Jacques Rivette, né à Rouen en 1928, laisse une œuvre essentielle, qui n’est pas sans liens entre sa première phase, théorique, et la seconde, ses films. Par exemple, il fut un fervent défenseur de la notion d’« éthique du regard », cette idée cardinale selon laquelle la mise en scène est affaire de morale. Notamment à travers un article publié en 1961 dans Les Cahiers du cinéma, « De l’abjection », attaque virulente contre Kapo, de Gillo Pontecorvo, un film de fiction au parti pris réaliste se déroulant dans un camp de concentration. «Pour de multiples raisons, écrit-il, le réalisme absolu ou ce qui peut en tenir lieu au cinéma est ici impossible; toute tentative dans cette direction est nécessairement inachevée (“donc immorale”), tout essai de reconstitution ou de maquillage dérisoire et grotesque, toute approche traditionnelle du “spectacle” relève du voyeurisme et de la pornographie. »*

On retrouve chez le cinéaste la question éthique dans sa prévention à ne pas découper les plans pour ne pas fractionner le corps des acteurs, son cinéma excluant les gros plans. Mais aussi dans cette conviction que chaque film a une logique organique propre, qu’il faut laisser se développer avec la plus grande fécondité possible. D’où ce surprenant continuum, chez Jacques Rivette, qui va de ses positions morales sur le regard et la mise en scène à sa profonde liberté artistique.
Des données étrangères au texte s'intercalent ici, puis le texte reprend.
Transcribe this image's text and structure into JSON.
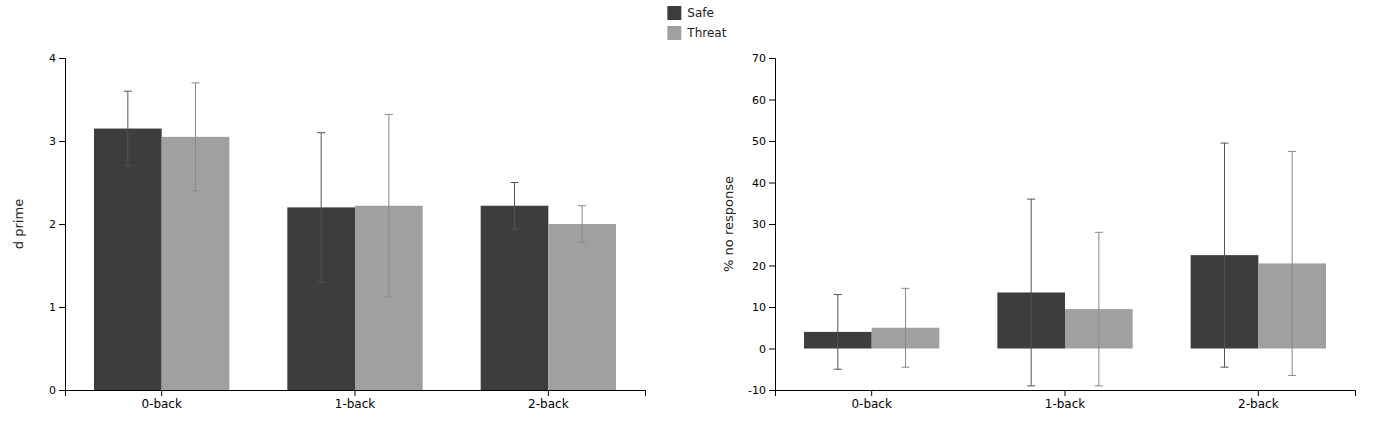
{
  "chart_data": [
    {
      "type": "bar",
      "categories": [
        "0-back",
        "1-back",
        "2-back"
      ],
      "series": [
        {
          "name": "Safe",
          "color": "#3d3d3d",
          "values": [
            3.15,
            2.2,
            2.22
          ],
          "errors": [
            0.45,
            0.9,
            0.28
          ]
        },
        {
          "name": "Threat",
          "color": "#a0a0a0",
          "values": [
            3.05,
            2.22,
            2.0
          ],
          "errors": [
            0.65,
            1.1,
            0.22
          ]
        }
      ],
      "ylabel": "d prime",
      "ylim": [
        0,
        4
      ],
      "yticks": [
        0,
        1,
        2,
        3,
        4
      ],
      "grid": false,
      "legend": "top"
    },
    {
      "type": "bar",
      "categories": [
        "0-back",
        "1-back",
        "2-back"
      ],
      "series": [
        {
          "color": "#3d3d3d",
          "values": [
            4.0,
            13.5,
            22.5
          ],
          "errors": [
            9.0,
            22.5,
            27.0
          ]
        },
        {
          "color": "#a0a0a0",
          "values": [
            5.0,
            9.5,
            20.5
          ],
          "errors": [
            9.5,
            18.5,
            27.0
          ]
        }
      ],
      "ylabel": "% no response",
      "ylim": [
        -10,
        70
      ],
      "yticks": [
        -10,
        0,
        10,
        20,
        30,
        40,
        50,
        60,
        70
      ],
      "grid": false
    }
  ]
}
Ainsi, dès son premier long métrage, Paris est à nous (1961), comme avec L’Amour fou (1968) ou Céline et Julie vont en bateau (1974) – des films qui durent plusieurs heures, mais pas autant que Out One : Noli me tangere (1970), ressorti récemment en DVD dans sa version intégrale de 12 h 30 ! –, Jacques Rivette expérimente des formes, des manières d’élaborer un film sans préparation lourde, en particulier en inventant le scénario au jour le jour, ou encore une responsabilité accrue confiée aux comédiens sur le devenir de leur personnage.

Aux comédiennes, plus exactement. Elles sont nombreuses à avoir travaillé avec un cinéaste qui avait le goût du féminin, et certaines à plusieurs reprises : Juliet Berto, Jane Birkin, Emmanuelle Béart, Sandrine Bonnaire, Laurence Côte, Jeanne Balibar, et bien sûr la plus fidèle, Bulle Ogier, qui, avec sa fille, Pascale Ogier, compose un duo inoubliable dans Le Pont du Nord (1981).
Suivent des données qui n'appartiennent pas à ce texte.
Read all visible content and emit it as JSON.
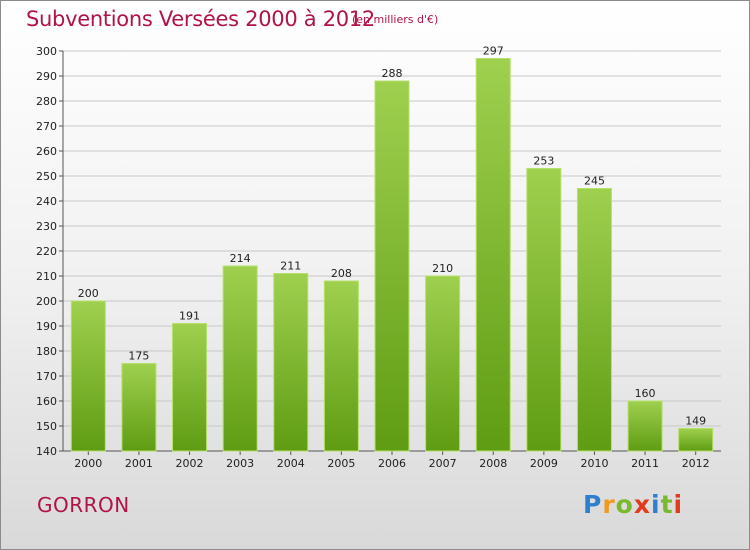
{
  "title": "Subventions Versées 2000 à 2012",
  "subtitle": "(en milliers d'€)",
  "commune": "GORRON",
  "brand": {
    "letters": [
      "P",
      "r",
      "o",
      "x",
      "i",
      "t",
      "i"
    ],
    "colors": [
      "#2f7fd0",
      "#f29a1f",
      "#7ab82e",
      "#e23a1c",
      "#2f7fd0",
      "#7ab82e",
      "#e23a1c"
    ]
  },
  "colors": {
    "bar_top": "#9fd04f",
    "bar_bottom": "#5f9c13",
    "bar_edge": "#b6e06b",
    "title": "#b0124a",
    "grid": "#c8c8c8"
  },
  "chart_data": {
    "type": "bar",
    "title": "Subventions Versées 2000 à 2012",
    "subtitle": "(en milliers d'€)",
    "categories": [
      "2000",
      "2001",
      "2002",
      "2003",
      "2004",
      "2005",
      "2006",
      "2007",
      "2008",
      "2009",
      "2010",
      "2011",
      "2012"
    ],
    "values": [
      200,
      175,
      191,
      214,
      211,
      208,
      288,
      210,
      297,
      253,
      245,
      160,
      149
    ],
    "data_labels": [
      "200",
      "175",
      "191",
      "214",
      "211",
      "208",
      "288",
      "210",
      "297",
      "253",
      "245",
      "160",
      "149"
    ],
    "ylim": [
      140,
      300
    ],
    "yticks": [
      140,
      150,
      160,
      170,
      180,
      190,
      200,
      210,
      220,
      230,
      240,
      250,
      260,
      270,
      280,
      290,
      300
    ],
    "grid": true,
    "legend": "none",
    "xlabel": "",
    "ylabel": ""
  }
}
Dans ce film, une femme sortant de prison et une Don Quichotte à mobylette sont aux prises avec « la bande des Max » dans les marges d’un Paris en travaux. Plus que le fantastique, Jacques Rivette appréciait les intrigues à complots et à sociétés parallèles. D’où son goût pour Balzac. Il s’est notamment inspiré de L’Histoire des Treize pour Out One et a adapté avec rigueur La Duchesse de Langeais dans le très vibrant Ne touchez pas la hache (2007).

Mais Balzac n’est pourtant pas l’écrivain auquel on pense le plus à propos de Jacques Rivette. Avec Resnais, il est sans aucun doute celui qui a été le plus en phase avec l’autre mouvement artistique en parallèle à la Nouvelle Vague : le Nouveau Roman. Quand Jacques Rivette déclarait que « le metteur en scène, ce pur cinéaste, est quelqu’un qui n’a pas de sujet, qui n’en veut pas, qui s’en défie », il confirmait s’inscrire dans le même élan exigeant de modernité que, tout au long de sa vie, il n’a jamais abandonné.

[^1] Jacques Rivette, le veilleur, de Claire Denis, réalisé en 1990 dans la collection «Cinéastes de notre temps ».